Im Wortlaut von Martina Renner,

 

Von Martina Renner, für DIE LINKE Mitglied im NSA-Untersuchungsausschuss des Bundestages

 

Das ZDF hat Ende Oktober in seiner Sendung Frontal 21 über eine Liste mit 100 US-Firmen berichtet, die seit 2011 in Deutschland für das US-Militär arbeiten. Auf Anfrage, was die vielen Angestellten privater Firmen auf dem Gelände der USA auf deutschem Boden machen, erfährt das ZDF: nichts.

Das wäre soweit noch Angelegenheit der USA, aber es ist nicht akzeptabel, dass diese Firmen von Deutschland aus im Auftrag der USA Massenüberwachung betreiben – genau das, was wir aktuell im NSA-Untersuchungsausschuss aufzuklären versuchen.

PRISM als Einstellungsvoraussetzung

Die Recherche hat zutage gefördert, dass bei diesen Firmen Menschen arbeiten, in deren Auftragsprofil explizit enthalten ist, bestimmte Massenüberwachungs-Programme anwenden zu können. Genannt wird PRISM, eins der ersten Programme, von dem wir durch Edward Snowden erfuhren. Mit dieser ersten Veröffentlichung über die Snowden-Dokumente wurde im Juni 2013 erstmals deutlich, in welchem Ausmaß illegal weltweit überwacht wird. Mit PRISM werden große Mengen von Daten ausgewertet, Zielpersonen gesucht und in Echtzeit beobachtet, wenn sie in den Datenmassen auftauchen. Mit PRISM werden die NutzerInnen-Daten der großen Internet-Firmen ausgewertet, darunter Facebook, Google, Apple, Skype und YouTube.

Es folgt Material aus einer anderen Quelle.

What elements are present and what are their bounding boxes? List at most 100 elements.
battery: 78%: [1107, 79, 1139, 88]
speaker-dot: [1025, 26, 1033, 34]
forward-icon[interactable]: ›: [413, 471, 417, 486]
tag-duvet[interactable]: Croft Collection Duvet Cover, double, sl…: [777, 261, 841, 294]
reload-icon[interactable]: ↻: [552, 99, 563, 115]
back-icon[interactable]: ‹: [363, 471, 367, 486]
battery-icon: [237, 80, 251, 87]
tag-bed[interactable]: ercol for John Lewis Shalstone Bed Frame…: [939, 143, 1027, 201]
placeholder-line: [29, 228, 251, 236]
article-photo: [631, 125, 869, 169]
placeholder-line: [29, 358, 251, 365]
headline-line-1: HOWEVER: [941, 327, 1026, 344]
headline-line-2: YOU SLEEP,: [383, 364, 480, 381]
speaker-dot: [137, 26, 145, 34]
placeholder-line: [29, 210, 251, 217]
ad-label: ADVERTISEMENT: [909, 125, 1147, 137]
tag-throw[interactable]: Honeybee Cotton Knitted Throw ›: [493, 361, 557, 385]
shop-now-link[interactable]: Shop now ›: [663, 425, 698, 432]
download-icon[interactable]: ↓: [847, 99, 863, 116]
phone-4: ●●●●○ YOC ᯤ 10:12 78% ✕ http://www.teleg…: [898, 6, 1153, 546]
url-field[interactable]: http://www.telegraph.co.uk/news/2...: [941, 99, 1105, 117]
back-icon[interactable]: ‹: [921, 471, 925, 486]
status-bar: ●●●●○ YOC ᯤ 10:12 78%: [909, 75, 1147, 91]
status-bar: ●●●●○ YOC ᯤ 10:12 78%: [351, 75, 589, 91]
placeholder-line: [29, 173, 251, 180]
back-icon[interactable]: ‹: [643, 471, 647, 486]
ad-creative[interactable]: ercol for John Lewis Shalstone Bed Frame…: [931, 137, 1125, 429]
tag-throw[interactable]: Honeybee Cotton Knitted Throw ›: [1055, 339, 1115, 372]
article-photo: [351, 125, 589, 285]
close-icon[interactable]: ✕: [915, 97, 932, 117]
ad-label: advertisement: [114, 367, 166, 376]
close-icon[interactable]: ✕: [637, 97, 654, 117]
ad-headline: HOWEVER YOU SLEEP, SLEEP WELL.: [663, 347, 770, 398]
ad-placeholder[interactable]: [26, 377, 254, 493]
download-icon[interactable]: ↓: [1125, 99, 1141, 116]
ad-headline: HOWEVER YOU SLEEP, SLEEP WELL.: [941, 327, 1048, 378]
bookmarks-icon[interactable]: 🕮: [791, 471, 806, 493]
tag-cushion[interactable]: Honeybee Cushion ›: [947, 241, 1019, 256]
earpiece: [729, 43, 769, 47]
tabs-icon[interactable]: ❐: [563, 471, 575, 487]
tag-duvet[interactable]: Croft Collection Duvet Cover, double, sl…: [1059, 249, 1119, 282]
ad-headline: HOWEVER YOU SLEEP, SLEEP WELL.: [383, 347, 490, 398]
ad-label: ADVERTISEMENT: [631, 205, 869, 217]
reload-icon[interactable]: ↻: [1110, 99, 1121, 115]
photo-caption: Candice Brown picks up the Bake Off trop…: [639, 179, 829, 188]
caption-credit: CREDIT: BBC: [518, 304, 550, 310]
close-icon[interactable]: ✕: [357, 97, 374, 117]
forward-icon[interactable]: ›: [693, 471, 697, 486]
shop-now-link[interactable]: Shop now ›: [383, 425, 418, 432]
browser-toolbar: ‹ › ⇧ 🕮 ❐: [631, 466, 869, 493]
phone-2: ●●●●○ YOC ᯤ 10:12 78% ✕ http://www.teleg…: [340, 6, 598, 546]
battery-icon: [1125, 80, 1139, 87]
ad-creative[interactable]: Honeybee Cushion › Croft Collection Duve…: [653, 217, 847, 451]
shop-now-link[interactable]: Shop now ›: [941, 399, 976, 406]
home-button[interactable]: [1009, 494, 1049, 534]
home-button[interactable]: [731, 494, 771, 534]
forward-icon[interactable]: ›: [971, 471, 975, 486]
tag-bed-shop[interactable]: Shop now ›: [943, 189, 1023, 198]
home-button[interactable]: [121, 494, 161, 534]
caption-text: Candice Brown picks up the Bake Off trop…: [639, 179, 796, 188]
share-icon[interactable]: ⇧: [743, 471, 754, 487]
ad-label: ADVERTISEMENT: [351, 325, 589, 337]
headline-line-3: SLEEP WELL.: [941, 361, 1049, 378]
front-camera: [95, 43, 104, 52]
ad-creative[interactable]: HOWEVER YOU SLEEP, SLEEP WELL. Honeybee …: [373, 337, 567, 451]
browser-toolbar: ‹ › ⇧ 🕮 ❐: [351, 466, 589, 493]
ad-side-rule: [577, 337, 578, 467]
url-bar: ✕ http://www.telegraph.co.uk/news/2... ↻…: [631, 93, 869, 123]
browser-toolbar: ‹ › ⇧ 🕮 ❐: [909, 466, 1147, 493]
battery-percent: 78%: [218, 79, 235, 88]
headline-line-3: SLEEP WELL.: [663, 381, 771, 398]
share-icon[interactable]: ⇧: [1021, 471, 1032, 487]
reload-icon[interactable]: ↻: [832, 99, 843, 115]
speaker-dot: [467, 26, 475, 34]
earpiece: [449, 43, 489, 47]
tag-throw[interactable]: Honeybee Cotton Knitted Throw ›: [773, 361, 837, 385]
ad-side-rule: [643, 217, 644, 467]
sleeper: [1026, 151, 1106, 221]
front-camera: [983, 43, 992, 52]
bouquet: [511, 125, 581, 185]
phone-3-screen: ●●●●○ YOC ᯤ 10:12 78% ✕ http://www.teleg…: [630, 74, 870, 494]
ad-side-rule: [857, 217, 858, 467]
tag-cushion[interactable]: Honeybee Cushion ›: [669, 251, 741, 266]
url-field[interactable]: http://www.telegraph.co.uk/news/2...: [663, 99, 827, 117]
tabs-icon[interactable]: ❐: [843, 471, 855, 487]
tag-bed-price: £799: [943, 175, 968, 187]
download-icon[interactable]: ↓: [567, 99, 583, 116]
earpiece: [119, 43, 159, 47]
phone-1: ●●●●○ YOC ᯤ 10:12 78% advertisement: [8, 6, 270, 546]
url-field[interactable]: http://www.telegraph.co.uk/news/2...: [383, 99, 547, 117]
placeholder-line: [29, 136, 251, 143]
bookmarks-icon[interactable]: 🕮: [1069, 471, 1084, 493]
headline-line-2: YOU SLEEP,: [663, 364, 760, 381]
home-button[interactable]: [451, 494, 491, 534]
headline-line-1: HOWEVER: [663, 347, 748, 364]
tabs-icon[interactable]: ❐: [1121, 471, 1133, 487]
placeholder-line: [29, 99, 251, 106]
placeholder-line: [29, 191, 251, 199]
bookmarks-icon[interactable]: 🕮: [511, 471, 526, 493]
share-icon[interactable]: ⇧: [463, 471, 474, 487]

Wenn die Vertragsfirmen etwa am US-Standpunkt AFRICOM, also dem Hauptquartier des Afrika-Kommandos in den Kelley-Barracks in Stuttgart, arbeiten, können wir nicht ausschließen, dass von hier aus Drohnenangriffe geplant und durchgeführt werden. Nach Recherchen der Süddeutschen Zeitung im letzten Jahr wird über jeden US-Drohnenangriff in Afrika in Stuttgart entschieden.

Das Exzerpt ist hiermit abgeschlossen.